Abstract

Klinefelter’s syndrome (KS) is the most common human sex chromosome disorder, with a prevalence of 1 in 660 men. The phenotype is variable, but the most constant findings are small and firm testes, decreased testosterone level, infertility, eunuchoid body proportion, increased height, and learning disabilities, due to the presence of extra X chromosome(s) (Smyth and Bremner 1998). KS patients have frequently other diseases of lung, skin, liver and kidney (Morales et al. 1992; Swerdlow et al. 2005). Restrictive lung defects have been attributed to chest wall abnormalities, decreased respiratory muscle strength and increased chest wall compliance (Huseby and Petersen 1981). The likely cause is, decrease of lung compliance due to diminished elasticity of the lung matrix, but its biochemical cause is unknown (Morales et al. 1992). One of the causes could be the mutations in the alpha-1 antitrypsin (AAT) gene (SERPINE1), which is highly polymorphic, with more than 100 alleles identified so far.
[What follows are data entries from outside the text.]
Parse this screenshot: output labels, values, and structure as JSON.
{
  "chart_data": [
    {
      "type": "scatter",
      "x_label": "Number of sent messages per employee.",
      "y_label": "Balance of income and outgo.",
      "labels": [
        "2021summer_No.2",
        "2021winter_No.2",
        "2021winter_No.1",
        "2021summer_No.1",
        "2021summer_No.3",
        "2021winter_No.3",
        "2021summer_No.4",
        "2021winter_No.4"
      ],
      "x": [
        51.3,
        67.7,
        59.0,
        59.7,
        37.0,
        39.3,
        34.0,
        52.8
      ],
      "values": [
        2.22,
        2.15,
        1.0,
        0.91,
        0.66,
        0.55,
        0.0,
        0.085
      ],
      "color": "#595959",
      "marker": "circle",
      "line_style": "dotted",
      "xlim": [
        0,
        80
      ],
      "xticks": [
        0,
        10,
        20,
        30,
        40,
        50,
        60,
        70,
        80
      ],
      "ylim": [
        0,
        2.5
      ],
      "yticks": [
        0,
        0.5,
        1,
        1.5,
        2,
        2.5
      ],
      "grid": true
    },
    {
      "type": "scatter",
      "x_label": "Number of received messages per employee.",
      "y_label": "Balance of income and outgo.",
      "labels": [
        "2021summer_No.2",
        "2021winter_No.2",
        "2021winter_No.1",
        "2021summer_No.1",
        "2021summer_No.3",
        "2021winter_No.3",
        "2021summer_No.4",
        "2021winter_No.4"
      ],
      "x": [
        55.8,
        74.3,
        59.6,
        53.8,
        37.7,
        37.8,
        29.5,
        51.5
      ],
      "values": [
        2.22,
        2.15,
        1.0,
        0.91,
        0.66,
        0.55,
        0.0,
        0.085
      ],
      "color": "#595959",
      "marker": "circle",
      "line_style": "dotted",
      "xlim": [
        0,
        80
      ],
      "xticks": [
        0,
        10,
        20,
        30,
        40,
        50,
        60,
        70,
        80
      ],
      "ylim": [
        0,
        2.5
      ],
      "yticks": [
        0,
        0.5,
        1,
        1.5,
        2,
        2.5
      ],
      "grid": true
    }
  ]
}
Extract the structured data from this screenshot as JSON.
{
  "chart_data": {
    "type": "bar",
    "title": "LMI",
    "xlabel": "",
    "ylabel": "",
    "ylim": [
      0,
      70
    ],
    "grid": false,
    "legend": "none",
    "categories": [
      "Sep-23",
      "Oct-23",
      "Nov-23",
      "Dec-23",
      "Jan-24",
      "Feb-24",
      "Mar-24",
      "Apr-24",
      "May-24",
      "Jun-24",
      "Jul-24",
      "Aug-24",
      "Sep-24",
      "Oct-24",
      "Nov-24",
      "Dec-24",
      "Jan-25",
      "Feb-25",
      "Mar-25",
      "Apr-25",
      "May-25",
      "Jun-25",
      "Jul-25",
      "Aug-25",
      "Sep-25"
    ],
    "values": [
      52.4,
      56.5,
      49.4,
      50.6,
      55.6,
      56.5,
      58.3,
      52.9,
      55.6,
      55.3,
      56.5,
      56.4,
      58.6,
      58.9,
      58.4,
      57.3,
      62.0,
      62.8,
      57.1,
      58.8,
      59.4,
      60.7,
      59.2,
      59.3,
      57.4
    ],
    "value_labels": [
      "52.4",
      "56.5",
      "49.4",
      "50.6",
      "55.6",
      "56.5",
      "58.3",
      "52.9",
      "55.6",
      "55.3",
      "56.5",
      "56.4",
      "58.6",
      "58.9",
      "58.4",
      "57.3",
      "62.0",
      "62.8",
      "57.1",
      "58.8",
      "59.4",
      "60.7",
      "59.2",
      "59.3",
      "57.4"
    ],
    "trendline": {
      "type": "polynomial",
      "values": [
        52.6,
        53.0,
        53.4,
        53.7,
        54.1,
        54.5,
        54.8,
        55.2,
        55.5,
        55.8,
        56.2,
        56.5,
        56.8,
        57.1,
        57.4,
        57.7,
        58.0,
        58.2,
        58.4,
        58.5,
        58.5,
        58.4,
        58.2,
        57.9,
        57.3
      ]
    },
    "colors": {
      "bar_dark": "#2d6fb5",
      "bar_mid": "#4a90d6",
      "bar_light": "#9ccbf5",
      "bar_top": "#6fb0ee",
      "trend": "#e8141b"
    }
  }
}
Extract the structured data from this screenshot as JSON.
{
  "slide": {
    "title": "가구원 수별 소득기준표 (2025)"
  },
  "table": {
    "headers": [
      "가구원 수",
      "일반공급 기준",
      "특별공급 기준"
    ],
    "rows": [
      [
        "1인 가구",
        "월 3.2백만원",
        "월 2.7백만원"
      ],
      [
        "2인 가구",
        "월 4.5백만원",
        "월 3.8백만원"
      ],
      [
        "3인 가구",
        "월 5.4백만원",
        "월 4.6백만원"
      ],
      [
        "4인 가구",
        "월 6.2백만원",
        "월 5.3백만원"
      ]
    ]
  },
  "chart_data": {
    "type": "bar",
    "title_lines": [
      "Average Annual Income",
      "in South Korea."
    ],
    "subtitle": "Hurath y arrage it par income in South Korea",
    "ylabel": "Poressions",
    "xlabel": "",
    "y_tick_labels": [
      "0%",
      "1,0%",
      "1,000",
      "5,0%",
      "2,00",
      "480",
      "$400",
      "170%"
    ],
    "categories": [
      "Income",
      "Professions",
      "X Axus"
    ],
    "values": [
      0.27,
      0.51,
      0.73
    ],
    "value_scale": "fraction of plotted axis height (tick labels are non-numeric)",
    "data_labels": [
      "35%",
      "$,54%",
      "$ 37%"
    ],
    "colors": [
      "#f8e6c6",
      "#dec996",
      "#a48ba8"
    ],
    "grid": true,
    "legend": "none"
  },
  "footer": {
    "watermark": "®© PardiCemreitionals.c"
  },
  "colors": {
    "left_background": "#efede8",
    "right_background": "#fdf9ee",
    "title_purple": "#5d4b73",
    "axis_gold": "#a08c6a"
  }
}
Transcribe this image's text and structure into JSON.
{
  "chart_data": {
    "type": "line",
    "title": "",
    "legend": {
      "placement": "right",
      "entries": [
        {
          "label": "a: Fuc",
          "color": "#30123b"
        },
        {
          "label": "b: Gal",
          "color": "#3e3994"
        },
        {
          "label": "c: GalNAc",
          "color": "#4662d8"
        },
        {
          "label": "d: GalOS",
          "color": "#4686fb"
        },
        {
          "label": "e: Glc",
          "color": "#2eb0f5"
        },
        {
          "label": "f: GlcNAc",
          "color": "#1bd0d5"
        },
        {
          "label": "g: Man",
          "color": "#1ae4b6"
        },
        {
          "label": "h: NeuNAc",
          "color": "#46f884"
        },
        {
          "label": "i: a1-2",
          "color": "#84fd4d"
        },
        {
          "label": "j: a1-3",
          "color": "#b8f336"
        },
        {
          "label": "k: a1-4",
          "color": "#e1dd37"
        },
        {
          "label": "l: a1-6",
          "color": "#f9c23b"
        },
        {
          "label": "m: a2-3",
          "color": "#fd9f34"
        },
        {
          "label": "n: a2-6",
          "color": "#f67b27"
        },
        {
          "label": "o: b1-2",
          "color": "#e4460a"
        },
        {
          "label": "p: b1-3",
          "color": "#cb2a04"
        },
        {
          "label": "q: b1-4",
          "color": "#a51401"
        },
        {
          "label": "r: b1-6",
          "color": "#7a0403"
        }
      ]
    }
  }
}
The alleles are categorized into normal, deficient and null variants on the basis of the plasma level and function of AAT. The protein phenotype is classified according to the ‘Pi’ (protease inhibitor) system, as defined by plasma isoelectric focusing. Normal Pi M types account for 95% of alleles in Caucasian individuals and are characterized by normal plasma levels. Pi X is a rare normal allele variant. Pi Z, S and null types are the most frequent AAT deficiency variants described in lung pathology, but Pi ZZ is associated with both pulmonary and liver diseases (Kaczor et al. 2007; Greene et al. 2008). AAT gene is located on chromosome 14q32.1 (Schroeder et al. 1985).